Decentralized Conjugate Gradient and Memoryless BFGS Methods

TL;DR

This paper introduces two new decentralized optimization algorithms, NDCG and DMBFGS, that improve convergence and efficiency for nonconvex and strongly convex problems using gradient tracking and memoryless BFGS techniques.

Contribution

The paper presents novel decentralized conjugate gradient and memoryless BFGS methods with proven convergence and efficiency improvements for smooth decentralized optimization.

Findings

NDCG achieves global convergence with constant stepsize for nonconvex problems.

DMBFGS attains global and linear convergence for strongly convex problems.
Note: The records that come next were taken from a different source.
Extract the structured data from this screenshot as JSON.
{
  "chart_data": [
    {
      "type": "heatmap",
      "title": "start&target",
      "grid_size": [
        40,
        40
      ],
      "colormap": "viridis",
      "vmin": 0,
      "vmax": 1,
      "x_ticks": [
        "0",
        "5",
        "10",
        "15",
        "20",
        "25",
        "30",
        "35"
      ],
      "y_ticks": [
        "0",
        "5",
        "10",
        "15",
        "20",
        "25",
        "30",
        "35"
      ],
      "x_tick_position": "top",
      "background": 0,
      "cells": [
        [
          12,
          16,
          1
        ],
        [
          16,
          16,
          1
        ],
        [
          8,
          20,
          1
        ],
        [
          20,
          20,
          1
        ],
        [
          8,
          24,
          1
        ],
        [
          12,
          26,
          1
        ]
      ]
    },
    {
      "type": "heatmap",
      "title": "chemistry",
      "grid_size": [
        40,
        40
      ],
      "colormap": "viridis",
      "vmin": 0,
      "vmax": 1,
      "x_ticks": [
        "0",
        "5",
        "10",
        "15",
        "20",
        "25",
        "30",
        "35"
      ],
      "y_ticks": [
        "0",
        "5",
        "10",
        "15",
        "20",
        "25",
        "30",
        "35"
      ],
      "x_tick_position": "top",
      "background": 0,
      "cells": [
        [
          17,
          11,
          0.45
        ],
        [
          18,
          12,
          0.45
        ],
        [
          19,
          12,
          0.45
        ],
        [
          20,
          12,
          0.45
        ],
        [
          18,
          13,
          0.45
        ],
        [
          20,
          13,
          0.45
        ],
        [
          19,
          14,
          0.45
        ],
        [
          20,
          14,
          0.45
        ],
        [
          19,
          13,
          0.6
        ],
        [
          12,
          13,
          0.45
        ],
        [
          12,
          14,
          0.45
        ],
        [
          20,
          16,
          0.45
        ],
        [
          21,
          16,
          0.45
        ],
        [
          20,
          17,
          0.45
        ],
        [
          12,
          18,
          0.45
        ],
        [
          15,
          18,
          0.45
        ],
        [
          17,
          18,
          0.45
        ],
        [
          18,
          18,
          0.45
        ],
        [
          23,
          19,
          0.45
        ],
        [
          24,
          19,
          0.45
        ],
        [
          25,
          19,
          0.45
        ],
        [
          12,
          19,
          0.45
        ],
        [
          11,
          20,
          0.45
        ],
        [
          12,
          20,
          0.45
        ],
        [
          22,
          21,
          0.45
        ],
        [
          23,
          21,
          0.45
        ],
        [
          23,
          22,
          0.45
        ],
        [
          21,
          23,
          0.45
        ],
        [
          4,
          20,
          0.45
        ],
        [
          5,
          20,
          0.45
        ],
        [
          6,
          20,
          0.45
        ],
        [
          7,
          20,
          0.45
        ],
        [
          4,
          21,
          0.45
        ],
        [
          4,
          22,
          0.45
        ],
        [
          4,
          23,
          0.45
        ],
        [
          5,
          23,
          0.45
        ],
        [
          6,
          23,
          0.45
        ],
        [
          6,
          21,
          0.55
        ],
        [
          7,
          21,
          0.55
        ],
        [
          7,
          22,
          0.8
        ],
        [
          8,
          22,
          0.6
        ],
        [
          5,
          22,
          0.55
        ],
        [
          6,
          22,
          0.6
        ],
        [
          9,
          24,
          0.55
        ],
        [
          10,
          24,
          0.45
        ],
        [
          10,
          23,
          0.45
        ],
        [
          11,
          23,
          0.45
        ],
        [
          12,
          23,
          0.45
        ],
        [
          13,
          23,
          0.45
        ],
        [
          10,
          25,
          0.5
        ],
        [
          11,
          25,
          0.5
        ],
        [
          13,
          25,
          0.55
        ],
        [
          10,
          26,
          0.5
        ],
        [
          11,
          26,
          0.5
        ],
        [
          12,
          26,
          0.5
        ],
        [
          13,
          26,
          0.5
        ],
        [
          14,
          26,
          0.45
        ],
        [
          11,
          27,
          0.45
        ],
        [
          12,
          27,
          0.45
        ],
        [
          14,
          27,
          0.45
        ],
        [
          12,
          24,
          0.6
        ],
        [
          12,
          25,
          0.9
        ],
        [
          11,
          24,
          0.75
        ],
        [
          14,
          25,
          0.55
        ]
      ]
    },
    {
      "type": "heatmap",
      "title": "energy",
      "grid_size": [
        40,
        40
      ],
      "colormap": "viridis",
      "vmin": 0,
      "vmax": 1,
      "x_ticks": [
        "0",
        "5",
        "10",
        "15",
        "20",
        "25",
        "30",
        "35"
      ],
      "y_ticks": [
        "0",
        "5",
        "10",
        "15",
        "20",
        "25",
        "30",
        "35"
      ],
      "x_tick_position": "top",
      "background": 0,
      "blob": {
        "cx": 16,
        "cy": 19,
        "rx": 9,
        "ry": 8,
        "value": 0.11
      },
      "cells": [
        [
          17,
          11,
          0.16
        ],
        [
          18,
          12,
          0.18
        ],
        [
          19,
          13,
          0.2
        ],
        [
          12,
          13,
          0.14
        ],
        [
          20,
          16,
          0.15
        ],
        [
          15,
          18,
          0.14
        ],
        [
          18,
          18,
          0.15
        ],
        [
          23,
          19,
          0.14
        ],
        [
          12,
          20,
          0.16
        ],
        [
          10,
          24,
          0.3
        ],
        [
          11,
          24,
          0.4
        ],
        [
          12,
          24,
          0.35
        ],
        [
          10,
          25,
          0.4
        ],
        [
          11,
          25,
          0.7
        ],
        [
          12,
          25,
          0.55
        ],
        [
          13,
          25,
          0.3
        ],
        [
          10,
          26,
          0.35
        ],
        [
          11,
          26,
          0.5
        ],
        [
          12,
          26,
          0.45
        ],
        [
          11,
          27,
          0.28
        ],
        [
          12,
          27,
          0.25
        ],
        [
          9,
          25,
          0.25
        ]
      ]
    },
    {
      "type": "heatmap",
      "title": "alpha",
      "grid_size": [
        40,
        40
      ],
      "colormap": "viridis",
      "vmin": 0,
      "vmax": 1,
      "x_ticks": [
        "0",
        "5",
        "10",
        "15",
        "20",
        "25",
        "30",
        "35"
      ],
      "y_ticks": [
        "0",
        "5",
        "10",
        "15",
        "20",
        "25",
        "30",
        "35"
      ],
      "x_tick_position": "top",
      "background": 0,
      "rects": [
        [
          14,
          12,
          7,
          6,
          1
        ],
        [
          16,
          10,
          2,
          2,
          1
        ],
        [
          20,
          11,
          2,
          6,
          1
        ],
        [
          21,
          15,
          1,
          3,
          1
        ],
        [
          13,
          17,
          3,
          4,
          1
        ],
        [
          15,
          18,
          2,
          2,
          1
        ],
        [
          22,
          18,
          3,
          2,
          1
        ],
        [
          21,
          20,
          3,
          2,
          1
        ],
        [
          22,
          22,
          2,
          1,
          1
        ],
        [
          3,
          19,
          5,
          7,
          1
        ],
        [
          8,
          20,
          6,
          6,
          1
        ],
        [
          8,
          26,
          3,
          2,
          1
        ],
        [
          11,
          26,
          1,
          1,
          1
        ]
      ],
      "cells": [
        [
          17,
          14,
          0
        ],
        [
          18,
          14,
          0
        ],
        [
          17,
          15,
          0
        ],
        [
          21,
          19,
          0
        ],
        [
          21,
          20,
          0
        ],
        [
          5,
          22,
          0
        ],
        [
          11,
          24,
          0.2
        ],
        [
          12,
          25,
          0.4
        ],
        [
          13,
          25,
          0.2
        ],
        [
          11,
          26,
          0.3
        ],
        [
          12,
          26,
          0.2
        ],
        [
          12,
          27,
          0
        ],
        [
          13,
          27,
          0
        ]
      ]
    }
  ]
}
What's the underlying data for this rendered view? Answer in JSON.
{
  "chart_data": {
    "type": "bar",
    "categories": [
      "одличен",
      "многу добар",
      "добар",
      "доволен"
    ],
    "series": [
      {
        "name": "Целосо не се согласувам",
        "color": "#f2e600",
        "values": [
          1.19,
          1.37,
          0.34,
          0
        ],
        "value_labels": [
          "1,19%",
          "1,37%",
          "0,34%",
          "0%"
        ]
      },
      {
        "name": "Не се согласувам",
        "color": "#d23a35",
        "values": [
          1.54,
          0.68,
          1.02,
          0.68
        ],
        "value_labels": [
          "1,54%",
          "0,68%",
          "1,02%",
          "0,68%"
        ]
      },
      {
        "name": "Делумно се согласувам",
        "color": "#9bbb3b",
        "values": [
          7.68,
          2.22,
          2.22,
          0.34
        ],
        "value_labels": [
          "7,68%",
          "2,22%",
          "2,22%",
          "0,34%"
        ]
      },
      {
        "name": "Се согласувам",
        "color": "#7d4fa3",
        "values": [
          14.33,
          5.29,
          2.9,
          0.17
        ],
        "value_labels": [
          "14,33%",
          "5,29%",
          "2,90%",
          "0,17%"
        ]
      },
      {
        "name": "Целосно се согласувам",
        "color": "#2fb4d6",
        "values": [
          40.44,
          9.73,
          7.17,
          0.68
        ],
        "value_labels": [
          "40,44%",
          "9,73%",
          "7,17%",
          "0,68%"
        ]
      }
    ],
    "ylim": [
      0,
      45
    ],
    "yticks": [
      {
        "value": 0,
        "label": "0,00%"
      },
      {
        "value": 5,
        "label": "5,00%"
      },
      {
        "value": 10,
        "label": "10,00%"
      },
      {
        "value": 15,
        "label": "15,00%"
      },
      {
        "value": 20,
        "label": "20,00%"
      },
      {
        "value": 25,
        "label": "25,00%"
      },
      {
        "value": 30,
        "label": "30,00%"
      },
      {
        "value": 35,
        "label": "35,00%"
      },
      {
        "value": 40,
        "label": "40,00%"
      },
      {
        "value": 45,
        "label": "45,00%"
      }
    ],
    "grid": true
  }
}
Numerical results demonstrate superior efficiency over existing methods.

Abstract

This paper proposes a new decentralized conjugate gradient (NDCG) method and a decentralized memoryless BFGS (DMBFGS) method for the nonconvex and strongly convex decentralized optimization problem, respectively, of minimizing a finite sum of continuously differentiable functions over a fixed-connected undirected network. Gradient tracking techniques are applied in these two methods to enhance their convergence properties and the numerical stability. In particular, we show global convergence of NDCG with constant stepsize for general nonconvex smooth decentralized optimization. Our new DMBFGS method uses a scaled memoryless BFGS technique and only requires gradient information to approximate second-order information of the component functions in the objective. We also establish global convergence and linear convergence rate of DMBFGS with constant stepsize for strongly convex smooth decentralized optimization. Our numerical results show that NDCG and DMBFGS are very efficient in terms of both iteration and communication cost compared with other state-of-the-art methods for solving smooth decentralized optimization.